First of all, C and C++ are definitely not the same language. As a simple example, your code won't compile as C because there's no such thing as a class in C and there is no memory protection, so public/protected/private specifiers don't exist either.

There are a lot of differences beyond that C++ has additional features. It is not even a strict superset of C. However, I'll get off my soap box here and let you read up if you're curious: more info


To your question, your code doesn't provide a lot of info about what task its trying to accomplish, so I will not be able to offer concrete suggestions. I can offer some general thoughts and approaches to solving this problem though:

First, having a lot of nested data structures being referenced in a code block suggests to me that the function is trying to do more than it should. As a rule of thumb, you should strive to break your task down into small, functional pieces; write small, specialized functions that do simple things and then use those functions as building blocks to accomplish the larger task.

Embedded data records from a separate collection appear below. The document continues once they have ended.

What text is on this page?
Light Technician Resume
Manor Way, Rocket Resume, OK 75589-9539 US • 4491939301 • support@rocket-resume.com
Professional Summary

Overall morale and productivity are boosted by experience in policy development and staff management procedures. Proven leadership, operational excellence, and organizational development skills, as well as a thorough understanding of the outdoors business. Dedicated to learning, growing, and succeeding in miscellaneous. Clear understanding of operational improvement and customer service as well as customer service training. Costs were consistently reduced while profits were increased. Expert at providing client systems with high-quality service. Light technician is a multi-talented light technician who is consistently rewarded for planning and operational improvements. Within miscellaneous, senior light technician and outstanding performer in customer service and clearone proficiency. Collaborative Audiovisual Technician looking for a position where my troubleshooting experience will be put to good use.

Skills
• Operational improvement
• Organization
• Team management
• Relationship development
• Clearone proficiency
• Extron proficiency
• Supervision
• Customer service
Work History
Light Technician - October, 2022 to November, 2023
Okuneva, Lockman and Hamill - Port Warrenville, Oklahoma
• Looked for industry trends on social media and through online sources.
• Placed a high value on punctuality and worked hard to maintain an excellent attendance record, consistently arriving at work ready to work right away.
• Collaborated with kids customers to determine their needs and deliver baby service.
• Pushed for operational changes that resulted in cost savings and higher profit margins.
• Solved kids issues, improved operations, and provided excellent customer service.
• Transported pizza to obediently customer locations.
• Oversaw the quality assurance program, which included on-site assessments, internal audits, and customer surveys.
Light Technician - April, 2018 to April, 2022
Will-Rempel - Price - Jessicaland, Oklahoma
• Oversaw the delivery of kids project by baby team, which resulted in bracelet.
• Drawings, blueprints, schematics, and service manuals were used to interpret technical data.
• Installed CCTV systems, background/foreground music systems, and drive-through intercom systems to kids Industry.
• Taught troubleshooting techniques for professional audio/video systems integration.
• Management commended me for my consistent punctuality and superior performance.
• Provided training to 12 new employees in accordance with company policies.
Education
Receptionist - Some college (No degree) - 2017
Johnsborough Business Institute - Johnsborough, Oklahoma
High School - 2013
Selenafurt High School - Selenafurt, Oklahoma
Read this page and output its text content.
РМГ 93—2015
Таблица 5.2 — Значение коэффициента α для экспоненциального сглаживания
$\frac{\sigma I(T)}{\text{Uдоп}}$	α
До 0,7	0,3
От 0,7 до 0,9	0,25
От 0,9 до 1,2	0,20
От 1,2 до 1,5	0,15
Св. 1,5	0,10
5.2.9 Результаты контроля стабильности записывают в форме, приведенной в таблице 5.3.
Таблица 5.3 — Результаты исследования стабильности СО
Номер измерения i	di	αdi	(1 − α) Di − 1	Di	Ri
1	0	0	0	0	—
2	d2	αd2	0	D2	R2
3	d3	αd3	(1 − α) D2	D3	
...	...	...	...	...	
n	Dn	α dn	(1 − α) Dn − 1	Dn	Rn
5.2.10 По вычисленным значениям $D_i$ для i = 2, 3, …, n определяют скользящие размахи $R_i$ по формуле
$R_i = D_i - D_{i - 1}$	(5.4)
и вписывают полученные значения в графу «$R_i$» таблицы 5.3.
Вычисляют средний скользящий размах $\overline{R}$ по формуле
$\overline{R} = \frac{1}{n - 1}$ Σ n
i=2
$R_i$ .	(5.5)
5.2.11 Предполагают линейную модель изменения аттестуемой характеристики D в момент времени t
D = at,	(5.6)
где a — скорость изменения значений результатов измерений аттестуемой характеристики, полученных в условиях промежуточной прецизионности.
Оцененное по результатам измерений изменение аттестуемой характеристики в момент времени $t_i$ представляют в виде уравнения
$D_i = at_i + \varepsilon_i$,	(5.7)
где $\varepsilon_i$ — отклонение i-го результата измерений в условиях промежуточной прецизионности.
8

My second thought is to define methods in your classes. For example, if you need to get the version info from a BaseObjectWorld object, you write the method:

char* BaseObjectWorld::getVersion() { ... };

that traverses the BaseObjectWorld member hierarchy and returns the object's version information.

If you'd rather stick with C style coding, you'll want to convert those class definitions into struct definitions and then do a similar approach with functions:

char* get_version(struct BaseObjectWorld* instance) { ... };

The final thing I'd look at is whether certain structures actually need to be distinct structures. If there's no case where you'd be instantiating a Level1ToVersionNumber object separately from a Level0ToVersionNumber object, you might be able to roll those into a single object, and so forth. The key is to think about "what are my smallest functional building blocks for this task?" and then define your objects to match those.